Flaubert took five years to complete Madame Bovary. A perfectionist, Flaubert often worked seven hours a day for days at a time to perfect a single page of text. In truth, Flaubert despised the bourgeois, and on urging from his close friend Louis Bouilhet, chose to compose a novel inspired by bourgeois life. Bouilhet reminded Flaubert of the Delamare family in particular. Eugene Delamare had been a fairly poor medical student studying under Flaubert's father, a well respected doctor. Unable to pass his exams, Eugene became an officer de sante and worked in a country town near Rouen. Like Charles Bovary, Eugene married an older widow who died within a few years and then married a young, pretty daughter of a nearby farmer. Madame Delamare was educated in a convent and had a penchant for romantic novels. At first excited to escape her family farm, Madame Delamare soon grew bored and frustrated with her husband and her life. Like Emma Bovary, Madame Delamare was extravagant with money and had many extra-marital affairs. She soon developed great debt and then committed suicide by poisoning herself. Eugene had been deeply in love with the selfish woman and, unable to live without her, committed suicide himself. Eugene's mother raised the couple's only daughter in poverty.

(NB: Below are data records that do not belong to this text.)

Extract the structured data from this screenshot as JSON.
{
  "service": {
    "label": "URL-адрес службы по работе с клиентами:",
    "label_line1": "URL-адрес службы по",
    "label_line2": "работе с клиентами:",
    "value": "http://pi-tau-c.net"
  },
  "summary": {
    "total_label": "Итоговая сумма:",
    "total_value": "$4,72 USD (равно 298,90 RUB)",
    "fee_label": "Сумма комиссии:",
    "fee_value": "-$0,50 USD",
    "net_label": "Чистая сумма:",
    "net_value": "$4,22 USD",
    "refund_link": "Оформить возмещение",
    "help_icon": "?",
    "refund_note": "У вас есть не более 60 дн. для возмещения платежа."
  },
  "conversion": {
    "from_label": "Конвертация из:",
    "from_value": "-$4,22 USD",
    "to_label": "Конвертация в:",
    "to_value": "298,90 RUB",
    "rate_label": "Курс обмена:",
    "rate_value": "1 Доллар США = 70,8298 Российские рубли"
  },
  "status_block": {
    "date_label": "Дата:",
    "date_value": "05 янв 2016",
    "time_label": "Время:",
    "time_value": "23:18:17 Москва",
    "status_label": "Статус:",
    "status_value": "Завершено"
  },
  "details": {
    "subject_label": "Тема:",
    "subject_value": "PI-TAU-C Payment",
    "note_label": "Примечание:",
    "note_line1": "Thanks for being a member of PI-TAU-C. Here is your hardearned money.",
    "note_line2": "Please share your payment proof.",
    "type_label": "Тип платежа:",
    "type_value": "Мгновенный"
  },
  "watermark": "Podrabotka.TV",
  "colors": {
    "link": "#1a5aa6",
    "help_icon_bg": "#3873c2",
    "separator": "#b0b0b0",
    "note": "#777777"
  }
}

Direct experiences of the author also were reworked into the novel. For instance, in creating Emma Bovary, the novel's protagonist, Flaubert was inspired by his mistress Louise Colet, who gave him the insight to consider Emma's discontented childhood. Moreover, Doctor Lariviere was based on Flaubert's father, and the maid Felicite was based on Flaubert's nurse, Julie. Flaubert also used medical terminology with the help of his brother Achille and his friend Bouilhet.

Initially the novel was considered highly controversial due to its depiction of adulterous affairs, and it was the subject of a trial in 1857. Flaubert delves into the sexual relations between Emma and her lovers and, more importantly, appears to glorify adultery and disgrace marriage. Since it was considered inappropriate for the public, precautions were taken to prohibit access to the book.